The Hollywood Reporter’a konuşan Kanadalı aktris, şu ifadelerle hikayesini anlattı:
“Esasında kazara ilk replikli rolüm, film ya da televizyon fark etmeksizin Lost oldu. Böylelikle bir anda uluslararası bir yıldız statüsüne yükseldim ve bu benim için rahatsız ediciydi. Aniden tepki verdim, nasıl ele alacağımı bilemedim ve kendimi çok rahatsız hissettim. Lost bittikten sonra emekli olma kararı aldım. Hugh Jackman ile bir film yaptım, adı Real Steel’dı, sonra da bıraktım.”
Gerçekten de 2010’da biten Lost’tan sonra, bahsi geçen Real Steel’ı saymazsak üç sene boyunca hiçbir yerde oynamıyor Lilly. Bu esnada yazarlık yapıyor, çocuğuyla ilgileniyor, hayır işleri peşinde koşuyor; ama 2013 yılında çıkan The Hobbit’e kadar hiçbir yerde gözükmüyor. Bu süreçte de Hollywood’la bağını komple kopartıyor Lilly.
Onu da şöyle anlatıyor:
“Peter Jackson’dan gizli bir telefon aldım, kendisini Dominic Monaghan’la olan ilişkimden tanıyordum. Dominic’e ‘Hollywood’daki kimse Evangeline’e ulaşamıyor, ama biz bir şekil kendisiyle konuşmak istiyoruz, çünkü bu filmde ona rol vermek istiyoruz’ demiş. Ben çok sürüncemede kaldım, çünkü gerçekten emekli olmuştum, ama gerçekten bu film ide yapmak istiyordum. İçimdeki on üç yaşındaki kız bana ‘Bir orman elfi mi olacağım? Ne’ diyordu.”

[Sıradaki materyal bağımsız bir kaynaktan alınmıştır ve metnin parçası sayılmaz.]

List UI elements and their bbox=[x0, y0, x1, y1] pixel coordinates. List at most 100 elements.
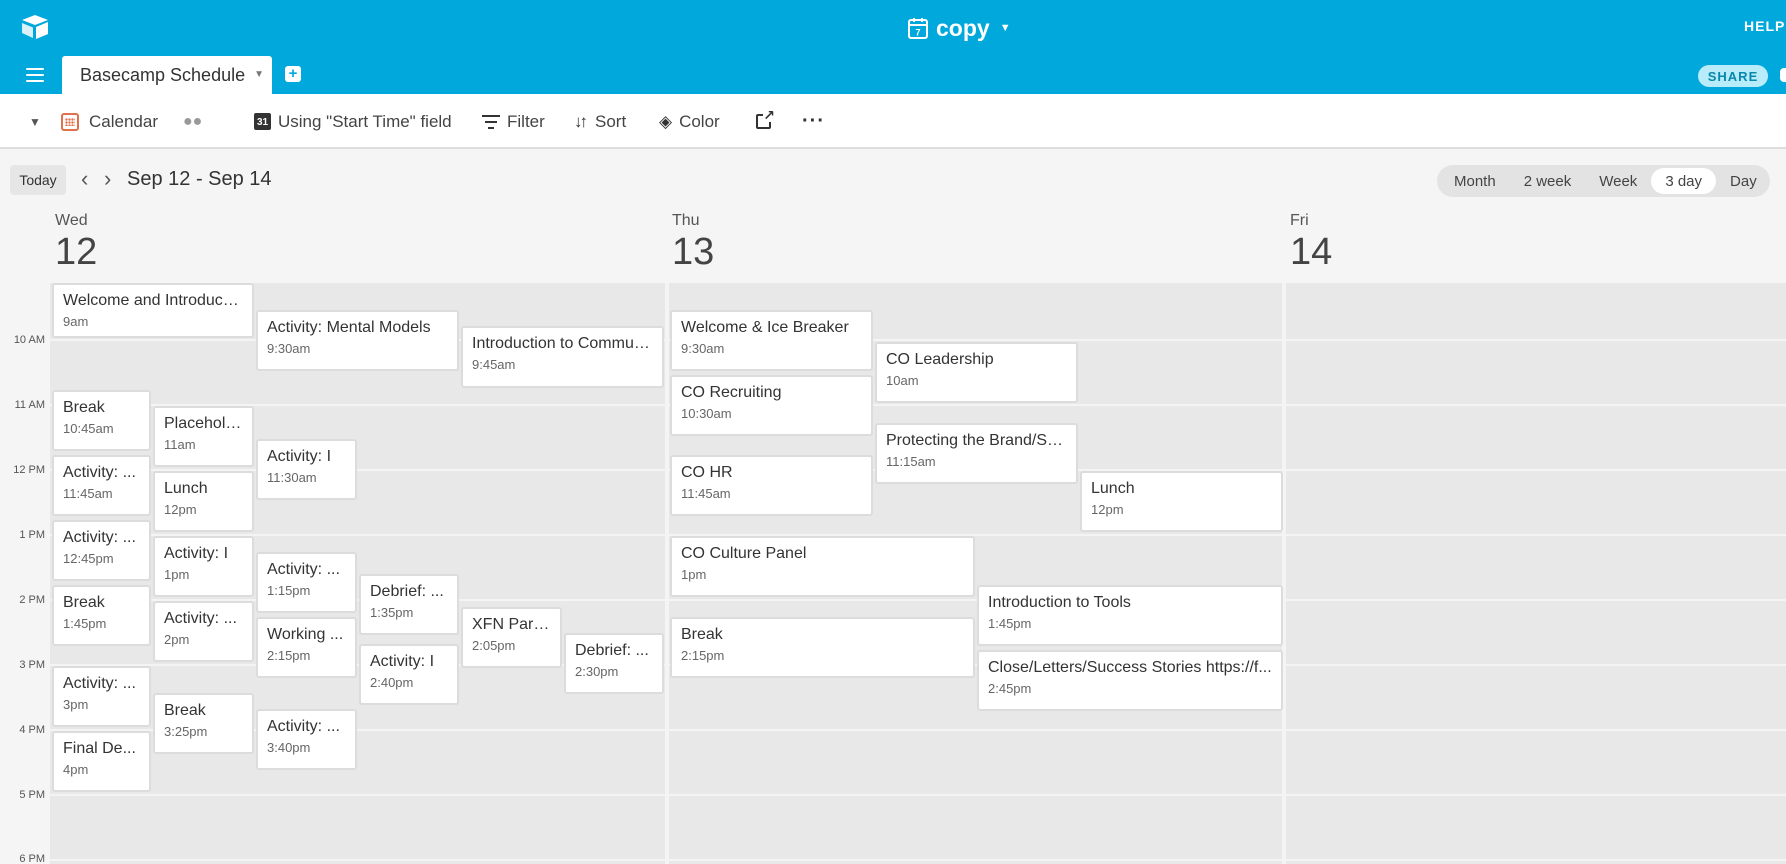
event-card[interactable]: Activity: ... 3:40pm bbox=[256, 709, 357, 770]
mode-2-week[interactable]: 2 week bbox=[1510, 168, 1586, 194]
hour-line bbox=[50, 859, 1786, 861]
chevron-down-icon: ▼ bbox=[29, 114, 41, 129]
more-options-button[interactable]: ··· bbox=[802, 94, 825, 149]
event-card[interactable]: Lunch 12pm bbox=[153, 471, 254, 532]
event-card[interactable]: Activity: ... 2pm bbox=[153, 601, 254, 662]
event-card[interactable]: Activity: ... 3pm bbox=[52, 666, 151, 727]
view-mode-switcher: Month 2 week Week 3 day Day bbox=[1437, 165, 1770, 197]
event-time: 1:45pm bbox=[63, 616, 107, 631]
day-number: 14 bbox=[1290, 231, 1333, 273]
base-title[interactable]: 7 copy ▼ bbox=[908, 12, 1011, 44]
filter-icon bbox=[482, 114, 500, 129]
event-card[interactable]: Welcome and Introductions 9am bbox=[52, 283, 254, 338]
event-card[interactable]: Activity: I 11:30am bbox=[256, 439, 357, 500]
event-time: 9am bbox=[63, 314, 89, 329]
time-label: 12 PM bbox=[13, 464, 45, 476]
event-card[interactable]: Close/Letters/Success Stories https://f.… bbox=[977, 650, 1283, 711]
event-card[interactable]: Introduction to Communication 9:45am bbox=[461, 326, 664, 388]
tab-caret-icon[interactable]: ▼ bbox=[254, 69, 264, 80]
event-title: Lunch bbox=[164, 480, 208, 497]
event-card[interactable]: Break 2:15pm bbox=[670, 617, 975, 678]
event-card[interactable]: XFN Part... 2:05pm bbox=[461, 607, 562, 668]
collaborators-button[interactable]: ●● bbox=[183, 94, 202, 149]
event-card[interactable]: CO Culture Panel 1pm bbox=[670, 536, 975, 597]
event-card[interactable]: CO Recruiting 10:30am bbox=[670, 375, 873, 436]
next-arrow-icon[interactable]: › bbox=[104, 166, 111, 192]
mode-week[interactable]: Week bbox=[1585, 168, 1651, 194]
view-switcher[interactable]: Calendar bbox=[61, 94, 158, 149]
event-title: Debrief: ... bbox=[575, 642, 649, 659]
event-card[interactable]: Activity: ... 11:45am bbox=[52, 455, 151, 516]
event-time: 9:30am bbox=[267, 341, 311, 356]
calendar-view-icon bbox=[61, 112, 79, 131]
base-menu-caret-icon[interactable]: ▼ bbox=[1000, 22, 1011, 34]
event-title: XFN Part... bbox=[472, 616, 551, 633]
hour-line bbox=[50, 404, 1786, 406]
event-card[interactable]: Break 10:45am bbox=[52, 390, 151, 451]
event-card[interactable]: Activity: I 2:40pm bbox=[359, 644, 459, 705]
event-card[interactable]: Lunch 12pm bbox=[1080, 471, 1283, 532]
airtable-logo-icon[interactable] bbox=[20, 14, 50, 40]
event-card[interactable]: Debrief: ... 2:30pm bbox=[564, 633, 664, 694]
event-card[interactable]: Activity: I 1pm bbox=[153, 536, 254, 597]
event-card[interactable]: Protecting the Brand/Security 11:15am bbox=[875, 423, 1078, 484]
today-button[interactable]: Today bbox=[10, 165, 66, 195]
help-link[interactable]: HELP bbox=[1744, 18, 1786, 34]
event-card[interactable]: CO HR 11:45am bbox=[670, 455, 873, 516]
mode-month[interactable]: Month bbox=[1440, 168, 1510, 194]
sort-icon: ↓↑ bbox=[574, 111, 588, 131]
mode-day[interactable]: Day bbox=[1716, 168, 1771, 194]
event-title: Final De... bbox=[63, 740, 136, 757]
event-card[interactable]: Debrief: ... 1:35pm bbox=[359, 574, 459, 635]
view-name: Calendar bbox=[89, 111, 158, 131]
app-header: 7 copy ▼ HELP Basecamp Schedule ▼ + SHAR… bbox=[0, 0, 1786, 94]
mode-3-day[interactable]: 3 day bbox=[1651, 168, 1717, 194]
event-time: 2pm bbox=[164, 632, 190, 647]
sort-button[interactable]: ↓↑ Sort bbox=[574, 94, 626, 149]
tab-label: Basecamp Schedule bbox=[80, 64, 246, 85]
event-title: Activity: Mental Models bbox=[267, 319, 431, 336]
time-label: 3 PM bbox=[19, 659, 45, 671]
event-card[interactable]: Introduction to Tools 1:45pm bbox=[977, 585, 1283, 646]
filter-button[interactable]: Filter bbox=[482, 94, 545, 149]
event-card[interactable]: CO Leadership 10am bbox=[875, 342, 1078, 403]
share-button[interactable]: SHARE bbox=[1698, 65, 1768, 87]
views-sidebar-toggle[interactable]: ▼ bbox=[29, 94, 41, 149]
event-time: 1:15pm bbox=[267, 583, 311, 598]
add-table-button[interactable]: + bbox=[285, 66, 301, 82]
people-icon: ●● bbox=[183, 112, 203, 130]
event-time: 3pm bbox=[63, 697, 89, 712]
event-time: 12pm bbox=[1091, 502, 1124, 517]
day-header-fri: Fri 14 bbox=[1290, 212, 1332, 272]
calendar-grid: Welcome and Introductions 9am Activity: … bbox=[50, 283, 1786, 864]
date-field-button[interactable]: 31 Using "Start Time" field bbox=[254, 94, 452, 149]
tab-basecamp-schedule[interactable]: Basecamp Schedule ▼ bbox=[62, 56, 272, 94]
event-card[interactable]: Activity: ... 1:15pm bbox=[256, 552, 357, 613]
event-card[interactable]: Welcome & Ice Breaker 9:30am bbox=[670, 310, 873, 371]
event-title: Activity: I bbox=[164, 545, 229, 562]
day-name: Fri bbox=[1290, 212, 1309, 229]
color-label: Color bbox=[679, 111, 720, 131]
event-card[interactable]: Break 1:45pm bbox=[52, 585, 151, 646]
event-title: CO Recruiting bbox=[681, 384, 782, 401]
color-button[interactable]: ◈ Color bbox=[659, 94, 720, 149]
prev-arrow-icon[interactable]: ‹ bbox=[81, 166, 88, 192]
event-title: Activity: ... bbox=[63, 464, 136, 481]
event-time: 11:30am bbox=[267, 470, 317, 485]
event-card[interactable]: Break 3:25pm bbox=[153, 693, 254, 754]
share-view-button[interactable] bbox=[756, 94, 776, 149]
event-title: Introduction to Tools bbox=[988, 594, 1131, 611]
event-title: Break bbox=[681, 626, 723, 643]
hamburger-menu-icon[interactable] bbox=[26, 68, 44, 82]
event-card[interactable]: Final De... 4pm bbox=[52, 731, 151, 792]
day-number: 12 bbox=[55, 231, 98, 273]
event-card[interactable]: Placeholder 11am bbox=[153, 406, 254, 467]
event-time: 11:45am bbox=[681, 486, 731, 501]
event-card[interactable]: Activity: ... 12:45pm bbox=[52, 520, 151, 581]
day-header-thu: Thu 13 bbox=[672, 212, 714, 272]
event-title: Introduction to Communication bbox=[472, 335, 653, 352]
collapse-panel-handle[interactable] bbox=[1780, 68, 1786, 82]
event-card[interactable]: Working ... 2:15pm bbox=[256, 617, 357, 678]
event-card[interactable]: Activity: Mental Models 9:30am bbox=[256, 310, 459, 371]
day-divider bbox=[1282, 283, 1286, 864]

Sonra Lilly gidiyor, Yeni Zelanda’da Peter Jackson’ın meşhur aile ortamını andıran setinde fark ediyor ki: Bu işi yapmanın birden fazla yöntemi var. Ve bu yöntemlerden bazıları, diğerlerinden daha farklı bir bakış açısı ve yöntem gerektiriyor. Bundan keyif almanın bir takım metodları var. Lilly bunları o sette çözdükten sonra, bir telefon da Marvel’dan alıyor. Önerilen rol Ant-Man. Oradan da buraya gelmesi uzun sürmüyor.

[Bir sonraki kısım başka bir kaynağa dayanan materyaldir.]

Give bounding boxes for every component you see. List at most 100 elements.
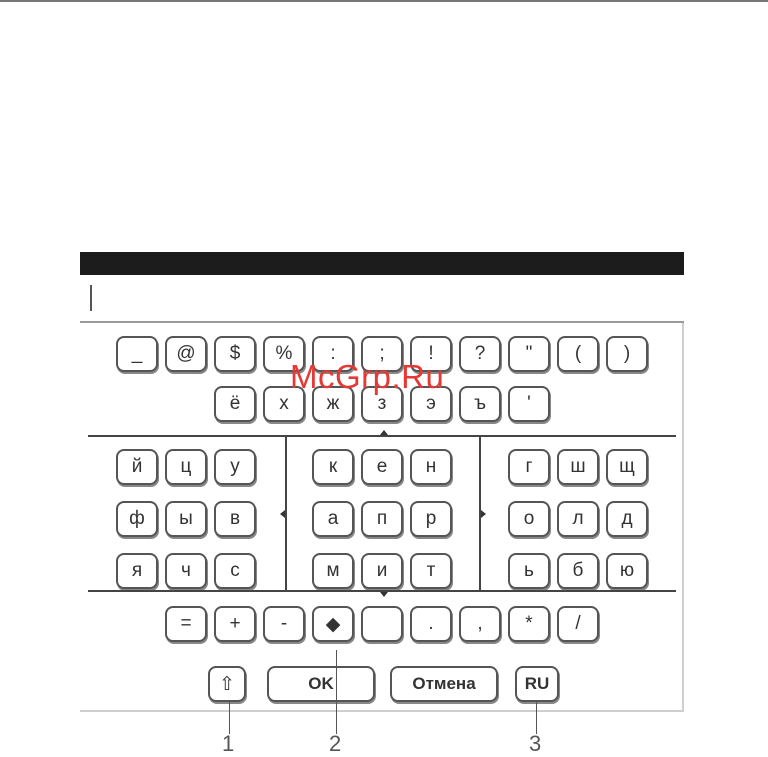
key-symbol-1[interactable]: @ — [165, 336, 207, 372]
key-center-block-1-1[interactable]: п — [361, 501, 403, 537]
key-left-block-1-1-label: ы — [179, 508, 193, 529]
scroll-up-arrow-icon[interactable] — [380, 430, 388, 435]
key-right-block-2-0[interactable]: ь — [508, 553, 550, 589]
shift-key-label: ⇧ — [219, 673, 235, 695]
key-operator-5-label: . — [428, 613, 434, 634]
key-operator-6[interactable]: , — [459, 606, 501, 642]
title-bar — [80, 252, 684, 275]
scroll-right-arrow-icon[interactable] — [481, 510, 486, 518]
key-right-block-1-0-label: о — [523, 508, 535, 529]
key-left-block-1-2[interactable]: в — [214, 501, 256, 537]
callout-line-2 — [336, 650, 337, 734]
key-right-block-1-2-label: д — [621, 508, 633, 529]
key-extra-5[interactable]: ъ — [459, 386, 501, 422]
key-extra-5-label: ъ — [474, 393, 486, 414]
ok-button[interactable]: OK — [267, 666, 375, 702]
on-screen-keyboard-dialog: _ @ $%:;!? "() ё х ж з э ъ ' й ц у ф ы в я ч с к е н а п р м и т г ш щ о… — [80, 252, 684, 712]
key-left-block-2-1[interactable]: ч — [165, 553, 207, 589]
key-operator-0[interactable]: = — [165, 606, 207, 642]
key-right-block-1-2[interactable]: д — [606, 501, 648, 537]
key-left-block-2-0[interactable]: я — [116, 553, 158, 589]
backspace-key[interactable]: ◆ — [312, 606, 354, 642]
key-left-block-0-2[interactable]: у — [214, 449, 256, 485]
key-symbol-10-label: ) — [623, 343, 631, 364]
key-center-block-1-2-label: р — [425, 508, 437, 529]
key-left-block-1-2-label: в — [229, 508, 241, 529]
key-right-block-2-1[interactable]: б — [557, 553, 599, 589]
key-right-block-2-2[interactable]: ю — [606, 553, 648, 589]
key-symbol-9-label: ( — [574, 343, 582, 364]
key-right-block-0-0[interactable]: г — [508, 449, 550, 485]
watermark: McGrp.Ru — [290, 358, 445, 395]
key-center-block-2-0-label: м — [326, 560, 340, 581]
key-center-block-2-2[interactable]: т — [410, 553, 452, 589]
key-operator-7[interactable]: * — [508, 606, 550, 642]
key-left-block-1-1[interactable]: ы — [165, 501, 207, 537]
key-center-block-1-2[interactable]: р — [410, 501, 452, 537]
key-left-block-2-2-label: с — [230, 560, 240, 581]
divider-left-center — [285, 437, 287, 590]
key-right-block-0-1[interactable]: ш — [557, 449, 599, 485]
key-operator-8[interactable]: / — [557, 606, 599, 642]
callout-line-1 — [229, 700, 230, 734]
key-center-block-1-0[interactable]: а — [312, 501, 354, 537]
key-operator-1-label: + — [229, 613, 241, 634]
key-center-block-2-0[interactable]: м — [312, 553, 354, 589]
text-input-field[interactable] — [80, 275, 684, 323]
key-extra-3-label: з — [377, 393, 387, 414]
key-symbol-7[interactable]: ? — [459, 336, 501, 372]
key-left-block-1-0[interactable]: ф — [116, 501, 158, 537]
key-extra-0[interactable]: ё — [214, 386, 256, 422]
scroll-left-arrow-icon[interactable] — [280, 510, 285, 518]
callout-line-3 — [536, 700, 537, 734]
key-symbol-0[interactable]: _ — [116, 336, 158, 372]
key-operator-1[interactable]: + — [214, 606, 256, 642]
key-extra-4-label: э — [426, 393, 436, 414]
space-key[interactable] — [361, 606, 403, 642]
key-center-block-1-1-label: п — [376, 508, 388, 529]
language-switch-button[interactable]: RU — [515, 666, 559, 702]
key-center-block-2-1-label: и — [376, 560, 388, 581]
key-symbol-2-label: $ — [229, 343, 241, 364]
key-operator-5[interactable]: . — [410, 606, 452, 642]
key-right-block-1-0[interactable]: о — [508, 501, 550, 537]
callout-number-1: 1 — [222, 731, 235, 756]
key-center-block-0-0[interactable]: к — [312, 449, 354, 485]
key-center-block-0-2-label: н — [425, 456, 437, 477]
key-operator-6-label: , — [477, 613, 483, 634]
key-symbol-0-label: _ — [131, 343, 143, 364]
key-symbol-7-label: ? — [474, 343, 486, 364]
key-left-block-1-0-label: ф — [129, 508, 145, 529]
key-extra-1-label: х — [279, 393, 289, 414]
key-left-block-0-0[interactable]: й — [116, 449, 158, 485]
callout-number-2: 2 — [329, 731, 342, 756]
key-operator-2[interactable]: - — [263, 606, 305, 642]
key-extra-0-label: ё — [229, 393, 241, 414]
backspace-key-label: ◆ — [325, 613, 341, 635]
key-right-block-0-0-label: г — [525, 456, 533, 477]
key-right-block-0-2-label: щ — [619, 456, 635, 477]
key-right-block-0-2[interactable]: щ — [606, 449, 648, 485]
key-symbol-1-label: @ — [176, 343, 196, 364]
key-symbol-8[interactable]: " — [508, 336, 550, 372]
key-extra-6[interactable]: ' — [508, 386, 550, 422]
shift-key[interactable]: ⇧ — [208, 666, 246, 702]
key-right-block-1-1[interactable]: л — [557, 501, 599, 537]
key-symbol-9[interactable]: ( — [557, 336, 599, 372]
key-center-block-0-1[interactable]: е — [361, 449, 403, 485]
cancel-button[interactable]: Отмена — [390, 666, 498, 702]
key-extra-6-label: ' — [527, 393, 531, 414]
key-symbol-2[interactable]: $ — [214, 336, 256, 372]
key-extra-2-label: ж — [326, 393, 340, 414]
key-left-block-0-1[interactable]: ц — [165, 449, 207, 485]
key-left-block-2-0-label: я — [131, 560, 143, 581]
key-center-block-1-0-label: а — [327, 508, 339, 529]
key-symbol-10[interactable]: ) — [606, 336, 648, 372]
key-center-block-2-1[interactable]: и — [361, 553, 403, 589]
key-center-block-0-2[interactable]: н — [410, 449, 452, 485]
key-left-block-0-1-label: ц — [180, 456, 192, 477]
scroll-down-arrow-icon[interactable] — [380, 592, 388, 597]
key-left-block-2-2[interactable]: с — [214, 553, 256, 589]
callout-number-3: 3 — [529, 731, 542, 756]
key-operator-7-label: * — [525, 613, 533, 634]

Bu hikayenin kıssası da, bana kalırsa; hikayeler aslında dışarıdan görüldüğü hızda yaşanmıyorlar. Ben IMDb’ye baksam, hız kesmeden yükselen bir aktris görürüm. Lost, Hurt Locker, Real Steel, Hobbit, Marvel… Ama işte içeride başka virajlar, dönemeçler var. Sanırım insanın bunu, bilhassa kendi hikayesinin ortasındayken hatırlamasında fayda var.
Siz ne diyorsunuz?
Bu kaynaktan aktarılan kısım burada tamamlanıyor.